Here's what I would expect:

1) 뵙다 (to see) is the honorific verb of 보다.

2) Because it's already an honorific verb we cannot add the respect particle for the subject (으시/시).

3) 뵙다 is an irregular verb because its verb stem ends in ㅂ (비읍). So ㅂ becomes 우 if the ㅂ is in front of a vowel (we don't consider the ㅇ which is a consonant).

  1. So to conjugate at the honorific politeness level + informal style:

Verb stem + honorific particle + tense + sentence ending.

  • We cannot use honorific particle (으시/시) because the verb is already honorific.

뵙 + 어요

ㅂ is in front of a vowel so the verb stem becomes: 뵈우

We add 어요: 뵈우 + 어요 = 뵈워요

Why it is 봬요?

What kind of vowel contraction we use to get the ㅐ?

감사압니다!

1 Answer 1

3
  1. Yes, 뵙다 is an honorific verb of 보다, but to be precise, we need to distinguish between two types of such verbs: 1) raising the subject, 2) lowering the subject.

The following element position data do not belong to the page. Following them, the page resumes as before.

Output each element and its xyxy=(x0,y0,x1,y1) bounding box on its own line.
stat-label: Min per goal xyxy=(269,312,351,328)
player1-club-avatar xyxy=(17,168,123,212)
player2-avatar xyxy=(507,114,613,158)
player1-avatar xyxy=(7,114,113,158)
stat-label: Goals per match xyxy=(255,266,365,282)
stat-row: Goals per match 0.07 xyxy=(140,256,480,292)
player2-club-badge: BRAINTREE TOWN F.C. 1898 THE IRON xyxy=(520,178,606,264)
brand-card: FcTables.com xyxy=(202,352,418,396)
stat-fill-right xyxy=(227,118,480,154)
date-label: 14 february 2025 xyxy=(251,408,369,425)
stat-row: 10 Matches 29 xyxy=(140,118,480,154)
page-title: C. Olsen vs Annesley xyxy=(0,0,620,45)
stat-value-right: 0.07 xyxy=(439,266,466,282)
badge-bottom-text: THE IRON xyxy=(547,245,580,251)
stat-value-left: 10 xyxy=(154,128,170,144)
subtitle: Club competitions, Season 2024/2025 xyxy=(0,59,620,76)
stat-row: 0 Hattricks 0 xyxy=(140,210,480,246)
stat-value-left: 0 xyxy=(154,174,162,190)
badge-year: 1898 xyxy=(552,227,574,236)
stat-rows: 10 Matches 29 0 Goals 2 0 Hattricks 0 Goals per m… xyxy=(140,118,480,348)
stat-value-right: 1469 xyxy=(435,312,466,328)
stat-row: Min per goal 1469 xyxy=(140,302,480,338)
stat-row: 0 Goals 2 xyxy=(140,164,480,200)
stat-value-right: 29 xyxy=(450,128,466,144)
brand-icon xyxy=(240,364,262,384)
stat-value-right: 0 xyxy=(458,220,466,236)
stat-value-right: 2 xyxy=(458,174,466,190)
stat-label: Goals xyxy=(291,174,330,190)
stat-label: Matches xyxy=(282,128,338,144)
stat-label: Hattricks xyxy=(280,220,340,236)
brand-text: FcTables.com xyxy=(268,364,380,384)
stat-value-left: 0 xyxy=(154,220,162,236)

More on this below.

  2. It is not entirely true that 뵙다 cannot have (으)시 form.

    General verbs with (으)시 in them (가시다, 하시다) raise the person who does the action, while a small number of special verbs honor the other person by lowering the person who does it: e.g. 드리다 (주다, give), 뵙다. These verbs can take the (으)시 form in some three-way cases, although not very common.

    As an example, imagine you're a 25-year-old in a company, and your boss is a 40-year-old manager. If your boss is going to see the 55-year-old president (사장님), you might ask your boss, 사장님 뵈실 거예요? Here you raise your boss relative to yourself by adding 시 to 뵈다, but at the same time you lower your boss relative to the president by using 뵙다 instead of 보다. So both kinds of honorifics are at work here.
    Another example: 아버지가 할아버지께 선물을 드리셨다 (Father gave a present to Grandpa - raise 아버지 and lowers 아버지 relative to 할아버지) vs 나는 할아버지께 선물을 드렸다 (only lowers 나), 나는 동생에게 선물을 줬다 (no honorifics). You can also use 드리셨습니다/드리셨어요, 드렸습니다/드렸어요, and 줬습니다/줬어요, which are the polite ending forms. Polite endings just make the phrasing polite to the person listening, and don't concern themselves with the persons mentioned in the sentence.

    (This kind of talk might be too much for learners, and even among native Koreans it might be declining nowadays. But older people have no problem with it, and if you watch Korean period dramas, you'll see so much elevated language that these examples in comparison would seem like the easiest plain talk)

  3. You're right that the ㅂ-irregular verbs usㅕally have the 받침 ㅂ turned into ㅜ, as in 아름답다 -> 아름다워. I don't know exactly how it came to be this way, but 뵙다 is a special case conjugating to 뵈어요 / 뵌 instead of 뵈워요/뵈운. It might be to retain 보다's conjugational affix 아 (while changing it to 어 to follow vowel harmonization), so that the two versions of the same word can remain close in form.